Media Keep Plugging The Shoddy Dominion Defamation Suit Even As Fox Host’s Texts Discredit It

Here is the crux to the defamation suit against Fox News by voting machines company Dominion, as relayed Wednesday by Washington Post liberal Greg Sargent: “On the air, some of those [Fox News] personalities kept doling out what they privately admitted were lies.”

The idea is that Fox News people were knowingly telling their audiences lies that made Dominion, which administers software that tabulated election votes, look bad.

That claim by Dominion, gleefully parroted by Sargent and others in the media, is so far not borne out by the publicly available facts. That is to say, it’s a lie.

Interest in the defamation lawsuit among Fox critics (i.e., The New York Times, The Washington Post, CNN, MSNBC, and the rest) revived this week with another round of Dominion disclosures to the public containing depositions and private text communications among Fox executives, news reporters, and primetime hosts.

What they show is: Fox primetime hosts Tucker Carlson, Sean Hannity, and Laura Ingraham were aggravated with colleagues on the news side for eagerly calling the election for Biden and Trump associates for eagerly doubting the results; Fox executives fretting about the fallout of the 2020 election, which was detrimental to ratings; and Fox CEO Rupert Murdoch musing to executives about Donald Trump’s post-election grievances and what they would mean for the company.

It’s all of great interest to Fox competitors, who are rationally kicking up as much dirt as possible on the controversy in order to take the network down a peg. That’s showbiz, baby.

But for anyone actually curious about the merits of the lawsuit, the most important bit of information uncovered by Dominion was a text exchange between Fox Business Network host Maria Bartiromo, a Trump backer, and former Trump White House adviser Steve Bannon.

Here was that post-election back-and-forth via Axios:

Separately, Fox News host Maria Bartiromo said in text messages with former Trump adviser Steve Bannon that she was “so depressed,” per the court documents.

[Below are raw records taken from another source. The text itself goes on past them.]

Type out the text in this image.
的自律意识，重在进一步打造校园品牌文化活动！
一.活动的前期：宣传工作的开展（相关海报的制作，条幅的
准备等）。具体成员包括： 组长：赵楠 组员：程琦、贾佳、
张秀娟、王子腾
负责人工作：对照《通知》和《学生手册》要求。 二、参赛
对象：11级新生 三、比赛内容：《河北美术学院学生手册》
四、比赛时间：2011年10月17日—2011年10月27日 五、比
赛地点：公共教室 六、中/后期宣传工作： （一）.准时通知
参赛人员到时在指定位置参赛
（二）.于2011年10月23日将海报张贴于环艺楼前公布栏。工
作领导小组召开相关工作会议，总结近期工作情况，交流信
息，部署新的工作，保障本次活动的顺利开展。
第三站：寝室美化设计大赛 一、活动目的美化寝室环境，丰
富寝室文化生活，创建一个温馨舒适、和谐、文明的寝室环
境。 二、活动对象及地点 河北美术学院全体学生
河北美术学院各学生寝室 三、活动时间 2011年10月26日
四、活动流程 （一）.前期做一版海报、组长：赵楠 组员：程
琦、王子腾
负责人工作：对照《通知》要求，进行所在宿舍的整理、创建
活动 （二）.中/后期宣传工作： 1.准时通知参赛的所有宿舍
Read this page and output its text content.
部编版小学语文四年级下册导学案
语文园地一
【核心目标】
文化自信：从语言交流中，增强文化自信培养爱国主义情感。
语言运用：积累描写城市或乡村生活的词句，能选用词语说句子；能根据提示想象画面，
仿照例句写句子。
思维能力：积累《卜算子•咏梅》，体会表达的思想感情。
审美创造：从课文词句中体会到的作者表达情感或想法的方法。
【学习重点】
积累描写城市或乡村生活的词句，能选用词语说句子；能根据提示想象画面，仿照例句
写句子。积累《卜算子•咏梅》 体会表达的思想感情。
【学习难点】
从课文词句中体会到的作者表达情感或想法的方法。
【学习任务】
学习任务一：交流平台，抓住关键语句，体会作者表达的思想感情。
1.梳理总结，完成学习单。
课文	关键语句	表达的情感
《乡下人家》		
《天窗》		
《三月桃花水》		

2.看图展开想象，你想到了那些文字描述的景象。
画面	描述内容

“I can’t take this,” she said. “I want to see massive fraud exposed. Will [Trump] be able to turn this around? I told my team we are not allowed to say pres elect at all. Not in scripts or in banners on air. Until this moves through the courts.”

Bannon replied saying, “You are our fighter. Enough with the sad! We need u.”

It demonstrates the exact opposite of Dominion’s claim — that Fox people who perpetuated claims of mass voter fraud knew that the allegations were unfounded. What Bartiromo is saying in that text is that she believes there was something afoul, to the point that it depressed her mood. She even pleaded for Bannon to offer some assurance that Trump would prevail in proving election impropriety. (Also note that she did not say anything about Dominion or manipulated voting machines in that text.)

Thinking happy thoughts won’t give you the ability to fly. But genuine belief in a fairy tale isn’t the same thing as willful dishonesty.

True, there were executives and other hosts who privately expressed complete disbelief or at least doubt on allegations against Dominion led by Trump’s legal team. But as far as the publicly available evidence goes, none of those people with disbelief and doubts were the ones to say otherwise on Fox’s airtime.

It’s important to remember that the Dominion lawsuit relates to the days and weeks immediately after the 2020 election when a sitting president’s legal advisers were publicly asserting that illegality took place and when Trump’s team was actively engaged in legal proceedings. It’s not as if Fox anchors woke up on Jan. 21, 2021, and in unison, began calling Dominion a corrupt company that swerved the election. All of this happened while Trump was legally contesting the results, as was his right. And it was the public’s right to know what was happening.

The anti-Fox media know all of this is true. Ironically (if predictably), they’re lying about it in spite of knowing it.